Southern California desert water districts with aging or failing infrastructure won big federal funding on Monday, with more than $100 million allocated for major dam and irrigation canal upgrades that will benefit the Coachella Valley and Imperial County.

The projects are part of $240 million awarded from Bipartisan Infrastructure Law funds by the U.S. Department of the Interior, reports 

Among the biggest beneficiaries is the Coachella Valley Water District, which will get $60 million for lateral replacement irrigation pipelines and more for work on the Coachella Canal. Nearly 60,000 irrigated acres of fruits and vegetables and forage crops with a value of $574 million were produced last year in the region, according to CVWD's annual agricultural report. Clean, reliable water piped in from the Colorado River system is essential for those crops.

“As western communities face growing challenges accessing water in the wake of record drought, these investments in our aging water infrastructure will safeguard community water supplies and revitalize water delivery systems,” Interior Secretary Deb Haaland said in a news release.

CVWD's entire distribution system off of the Coachella branch of the All-American Canal is pipeline buried underground, and the funds will pay for replacement pipelines for irrigation.  

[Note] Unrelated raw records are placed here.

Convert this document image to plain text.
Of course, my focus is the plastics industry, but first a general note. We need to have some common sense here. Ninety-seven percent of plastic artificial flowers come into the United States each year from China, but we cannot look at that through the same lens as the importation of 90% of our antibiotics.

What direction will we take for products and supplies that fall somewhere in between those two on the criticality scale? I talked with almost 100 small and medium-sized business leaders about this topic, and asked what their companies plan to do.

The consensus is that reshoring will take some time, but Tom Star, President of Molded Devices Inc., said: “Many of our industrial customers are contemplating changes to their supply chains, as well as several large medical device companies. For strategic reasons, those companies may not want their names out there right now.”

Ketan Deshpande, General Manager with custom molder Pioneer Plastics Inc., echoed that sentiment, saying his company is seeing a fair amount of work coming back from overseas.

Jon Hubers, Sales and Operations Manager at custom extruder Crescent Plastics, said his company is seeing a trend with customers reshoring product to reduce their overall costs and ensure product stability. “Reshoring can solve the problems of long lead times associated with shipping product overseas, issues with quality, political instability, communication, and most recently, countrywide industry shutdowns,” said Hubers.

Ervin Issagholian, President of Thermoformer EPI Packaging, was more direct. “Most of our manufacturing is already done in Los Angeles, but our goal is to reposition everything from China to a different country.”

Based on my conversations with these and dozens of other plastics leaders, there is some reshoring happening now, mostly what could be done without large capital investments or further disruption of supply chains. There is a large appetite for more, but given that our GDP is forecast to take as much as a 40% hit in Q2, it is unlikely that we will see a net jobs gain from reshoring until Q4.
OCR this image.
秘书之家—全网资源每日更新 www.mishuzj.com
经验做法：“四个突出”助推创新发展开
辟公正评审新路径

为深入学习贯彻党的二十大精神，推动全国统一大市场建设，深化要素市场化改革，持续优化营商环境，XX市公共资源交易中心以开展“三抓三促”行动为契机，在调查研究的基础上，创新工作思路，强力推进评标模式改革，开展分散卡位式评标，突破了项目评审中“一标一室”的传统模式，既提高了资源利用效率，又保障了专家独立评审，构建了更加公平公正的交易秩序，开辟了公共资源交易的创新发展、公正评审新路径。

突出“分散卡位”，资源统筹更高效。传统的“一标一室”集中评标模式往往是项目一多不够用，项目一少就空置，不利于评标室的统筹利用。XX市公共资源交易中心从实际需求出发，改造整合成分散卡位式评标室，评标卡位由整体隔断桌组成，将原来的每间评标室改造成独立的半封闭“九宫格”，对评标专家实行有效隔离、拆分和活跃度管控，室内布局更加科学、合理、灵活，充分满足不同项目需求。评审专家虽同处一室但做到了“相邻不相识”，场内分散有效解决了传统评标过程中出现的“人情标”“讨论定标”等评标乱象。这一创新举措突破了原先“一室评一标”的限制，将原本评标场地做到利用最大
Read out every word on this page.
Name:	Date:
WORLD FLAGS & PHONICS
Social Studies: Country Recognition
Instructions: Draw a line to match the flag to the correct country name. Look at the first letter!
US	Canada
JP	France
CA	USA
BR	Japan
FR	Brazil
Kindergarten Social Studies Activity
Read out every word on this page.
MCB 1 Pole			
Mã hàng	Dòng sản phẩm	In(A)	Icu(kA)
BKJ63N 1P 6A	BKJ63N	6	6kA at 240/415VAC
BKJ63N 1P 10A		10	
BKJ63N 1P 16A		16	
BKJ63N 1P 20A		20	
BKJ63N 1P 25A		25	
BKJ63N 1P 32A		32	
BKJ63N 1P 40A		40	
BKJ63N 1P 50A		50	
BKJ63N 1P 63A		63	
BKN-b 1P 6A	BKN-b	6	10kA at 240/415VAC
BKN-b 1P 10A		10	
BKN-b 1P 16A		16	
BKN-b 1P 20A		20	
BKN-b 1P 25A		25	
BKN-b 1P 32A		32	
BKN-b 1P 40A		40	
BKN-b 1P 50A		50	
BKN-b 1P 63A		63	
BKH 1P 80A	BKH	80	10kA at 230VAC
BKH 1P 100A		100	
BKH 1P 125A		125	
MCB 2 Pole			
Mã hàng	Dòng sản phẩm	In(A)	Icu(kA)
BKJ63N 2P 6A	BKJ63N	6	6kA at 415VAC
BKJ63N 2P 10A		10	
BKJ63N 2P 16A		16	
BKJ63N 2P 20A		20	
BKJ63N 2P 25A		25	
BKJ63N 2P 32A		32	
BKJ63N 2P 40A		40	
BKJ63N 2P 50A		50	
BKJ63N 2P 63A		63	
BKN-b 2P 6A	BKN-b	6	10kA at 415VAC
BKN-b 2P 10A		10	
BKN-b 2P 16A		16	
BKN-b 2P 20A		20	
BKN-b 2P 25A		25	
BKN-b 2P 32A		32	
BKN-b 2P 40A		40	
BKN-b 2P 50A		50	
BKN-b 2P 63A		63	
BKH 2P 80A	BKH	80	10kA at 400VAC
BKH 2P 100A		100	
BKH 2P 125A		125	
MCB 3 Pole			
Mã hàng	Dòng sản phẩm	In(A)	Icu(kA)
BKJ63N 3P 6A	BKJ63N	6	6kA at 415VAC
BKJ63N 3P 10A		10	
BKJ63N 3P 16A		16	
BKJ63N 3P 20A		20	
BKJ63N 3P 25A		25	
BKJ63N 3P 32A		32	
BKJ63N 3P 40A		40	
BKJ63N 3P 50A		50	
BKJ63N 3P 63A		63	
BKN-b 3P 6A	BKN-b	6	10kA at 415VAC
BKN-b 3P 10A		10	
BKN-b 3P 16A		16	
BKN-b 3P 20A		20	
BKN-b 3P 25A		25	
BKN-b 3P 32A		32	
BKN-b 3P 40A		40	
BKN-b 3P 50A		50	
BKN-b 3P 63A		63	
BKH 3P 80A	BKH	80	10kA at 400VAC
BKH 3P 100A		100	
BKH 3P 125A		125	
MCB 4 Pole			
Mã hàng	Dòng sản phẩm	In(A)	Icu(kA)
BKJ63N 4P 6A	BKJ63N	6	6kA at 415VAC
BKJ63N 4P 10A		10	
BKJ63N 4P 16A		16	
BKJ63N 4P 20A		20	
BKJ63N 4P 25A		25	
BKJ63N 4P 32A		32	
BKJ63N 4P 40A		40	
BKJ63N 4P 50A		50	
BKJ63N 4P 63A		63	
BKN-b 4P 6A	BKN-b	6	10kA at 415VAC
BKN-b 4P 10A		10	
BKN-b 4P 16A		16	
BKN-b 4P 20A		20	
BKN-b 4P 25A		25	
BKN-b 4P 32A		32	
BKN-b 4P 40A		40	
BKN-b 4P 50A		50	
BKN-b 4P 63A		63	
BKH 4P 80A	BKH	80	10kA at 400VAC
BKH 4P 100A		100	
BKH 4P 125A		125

In a news release, Interior officials said CVWD had been "proactive" in identifying critical capital projects in the area. "Without timely replacement, meeting water deliveries could be completely jeopardized due to lack of redundancy in the system's design," the Interior Department officials said. "These projects have been designed and are shovel-ready. They will mitigate existing failures, provide more durable materials, and reduce losses due to the age of the system."